A number of C‐3 spirocyclic 2‐benzazepine analogs of α‐phenyl‐N‐tert‐butyl nitrone (PBN) were synthesized and tested for their activity in protecting rat brain mitochondria and dopaminergic (DA) neurons against 6‐hydroxydopamine (6‐OHDA), a toxin inducing destruction of the DA nigro‐striatal pathway in rodent models of Parkinson's disease. The newly synthesized nitrone derivatives were firstly investigated for their activity in decreasing the level of hydroxyl radicals generated during 6‐OHDA oxidation, and inhibit lipid peroxidation (TBARS assay) and protein carbonyl content (PCC) in rat brain mitochondria. Most of the studied 2‐benzazepine nitrones showed inhibitory potencies in both TBARS and PCC assays at least two magnitude orders higher than that of PBN. The data obtained usefully complemented the known structure–activity relationships. In particular, 5 and 10, bearing C‐3 spiro cyclopentyl and tetrahydropyranyl moieties, respectively, at 8 µM concentration proved to be significantly more effective than PBN in protecting cultured DA neurons exposed to 6‐OHDA, which alone causes about 45% cell loss in 24 h. In addition, we found that 5 inhibited butyrylcholinesterase with an IC50 value of 16.8 µM, which would enhance its potential as neuroprotective agent in Alzheimer's neurodegeneration.
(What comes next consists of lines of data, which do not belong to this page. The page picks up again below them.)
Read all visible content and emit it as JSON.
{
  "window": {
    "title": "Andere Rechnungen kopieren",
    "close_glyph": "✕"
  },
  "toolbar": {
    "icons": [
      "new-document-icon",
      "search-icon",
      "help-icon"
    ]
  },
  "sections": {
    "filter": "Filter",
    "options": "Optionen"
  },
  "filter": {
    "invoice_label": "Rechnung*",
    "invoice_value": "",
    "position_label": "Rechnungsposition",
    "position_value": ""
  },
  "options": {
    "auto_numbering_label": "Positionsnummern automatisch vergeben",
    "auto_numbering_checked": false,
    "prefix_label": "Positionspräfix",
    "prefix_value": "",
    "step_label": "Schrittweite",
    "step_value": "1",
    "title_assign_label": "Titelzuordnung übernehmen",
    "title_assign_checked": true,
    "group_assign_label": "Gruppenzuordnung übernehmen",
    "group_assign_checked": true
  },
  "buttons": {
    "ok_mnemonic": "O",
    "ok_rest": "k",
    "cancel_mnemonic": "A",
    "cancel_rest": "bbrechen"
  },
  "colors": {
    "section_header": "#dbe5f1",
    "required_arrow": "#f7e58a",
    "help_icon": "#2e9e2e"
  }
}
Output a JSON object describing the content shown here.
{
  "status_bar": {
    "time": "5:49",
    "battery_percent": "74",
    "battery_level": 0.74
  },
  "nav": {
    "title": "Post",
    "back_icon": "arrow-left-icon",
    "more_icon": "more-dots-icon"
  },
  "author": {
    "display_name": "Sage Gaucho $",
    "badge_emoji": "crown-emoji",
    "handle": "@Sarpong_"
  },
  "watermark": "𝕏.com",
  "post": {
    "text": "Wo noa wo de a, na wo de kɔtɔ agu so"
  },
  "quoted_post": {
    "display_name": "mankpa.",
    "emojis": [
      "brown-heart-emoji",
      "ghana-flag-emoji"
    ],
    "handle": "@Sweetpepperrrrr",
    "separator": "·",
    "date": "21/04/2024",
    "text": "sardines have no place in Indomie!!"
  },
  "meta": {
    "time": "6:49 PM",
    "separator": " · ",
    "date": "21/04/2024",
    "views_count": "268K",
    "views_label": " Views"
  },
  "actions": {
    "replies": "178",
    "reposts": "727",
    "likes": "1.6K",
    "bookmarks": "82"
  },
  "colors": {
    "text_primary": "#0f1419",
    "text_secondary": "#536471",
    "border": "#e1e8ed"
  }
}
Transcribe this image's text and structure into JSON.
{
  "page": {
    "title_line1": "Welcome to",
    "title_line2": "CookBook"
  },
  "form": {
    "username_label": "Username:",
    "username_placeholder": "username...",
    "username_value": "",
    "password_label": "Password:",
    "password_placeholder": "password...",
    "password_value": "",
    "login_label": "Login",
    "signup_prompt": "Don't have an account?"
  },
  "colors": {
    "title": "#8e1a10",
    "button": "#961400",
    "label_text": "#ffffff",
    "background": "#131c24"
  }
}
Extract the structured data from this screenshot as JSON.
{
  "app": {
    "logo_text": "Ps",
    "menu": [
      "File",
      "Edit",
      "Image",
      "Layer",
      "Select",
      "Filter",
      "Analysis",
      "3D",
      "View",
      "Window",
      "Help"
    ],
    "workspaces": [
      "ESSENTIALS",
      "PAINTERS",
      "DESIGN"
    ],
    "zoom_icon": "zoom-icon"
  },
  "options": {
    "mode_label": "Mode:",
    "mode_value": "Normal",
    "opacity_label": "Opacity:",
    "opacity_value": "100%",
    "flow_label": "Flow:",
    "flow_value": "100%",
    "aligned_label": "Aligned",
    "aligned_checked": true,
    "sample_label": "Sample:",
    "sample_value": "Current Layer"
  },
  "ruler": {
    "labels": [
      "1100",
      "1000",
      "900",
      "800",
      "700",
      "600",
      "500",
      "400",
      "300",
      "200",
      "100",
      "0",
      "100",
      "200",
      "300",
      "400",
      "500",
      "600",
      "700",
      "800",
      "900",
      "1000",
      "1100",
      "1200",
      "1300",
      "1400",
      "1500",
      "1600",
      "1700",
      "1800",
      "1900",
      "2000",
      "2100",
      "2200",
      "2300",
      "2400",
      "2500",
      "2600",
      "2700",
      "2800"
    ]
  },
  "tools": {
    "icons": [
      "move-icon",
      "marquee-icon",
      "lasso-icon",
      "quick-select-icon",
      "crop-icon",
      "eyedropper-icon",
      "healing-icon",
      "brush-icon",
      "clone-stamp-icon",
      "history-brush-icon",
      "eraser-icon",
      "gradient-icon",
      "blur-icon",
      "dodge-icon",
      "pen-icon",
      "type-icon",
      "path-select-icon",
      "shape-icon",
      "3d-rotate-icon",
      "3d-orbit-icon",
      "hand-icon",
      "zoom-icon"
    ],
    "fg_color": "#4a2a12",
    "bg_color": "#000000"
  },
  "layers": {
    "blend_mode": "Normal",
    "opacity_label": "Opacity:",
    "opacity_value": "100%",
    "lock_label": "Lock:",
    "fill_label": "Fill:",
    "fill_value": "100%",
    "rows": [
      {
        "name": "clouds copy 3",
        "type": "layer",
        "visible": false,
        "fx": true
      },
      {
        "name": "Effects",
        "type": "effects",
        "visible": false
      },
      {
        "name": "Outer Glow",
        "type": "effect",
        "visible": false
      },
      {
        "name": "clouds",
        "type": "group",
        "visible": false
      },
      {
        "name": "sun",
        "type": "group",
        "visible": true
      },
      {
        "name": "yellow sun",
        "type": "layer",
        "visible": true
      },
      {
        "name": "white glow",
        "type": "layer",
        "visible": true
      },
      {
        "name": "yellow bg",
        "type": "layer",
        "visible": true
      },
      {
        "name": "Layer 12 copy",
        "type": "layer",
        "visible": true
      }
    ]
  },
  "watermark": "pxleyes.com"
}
These findings extend the utility of benzazepine‐based PBN analogs in the treatment of age‐related free radical‐mediated disorders. A number of 2‐benzazepine nitrones were synthesized and tested for their ability to protect rat brain mitochondria and dopaminergic (DA) neurons against the Parkinson‐inducing toxin 6‐hydroxydopamine (6‐OHDA). Compounds 5 and 10, bearing C‐3 spiro cyclopentyl and tetrahydropyranyl moieties, respectively, proved to be significantly more effective than the reference PBN in protecting cultured DA neurons exposed to 6‐OHDA. These findings extend the utility of benzazepine‐based nitrones in the treatment of age‐related free radical‐mediated disorders.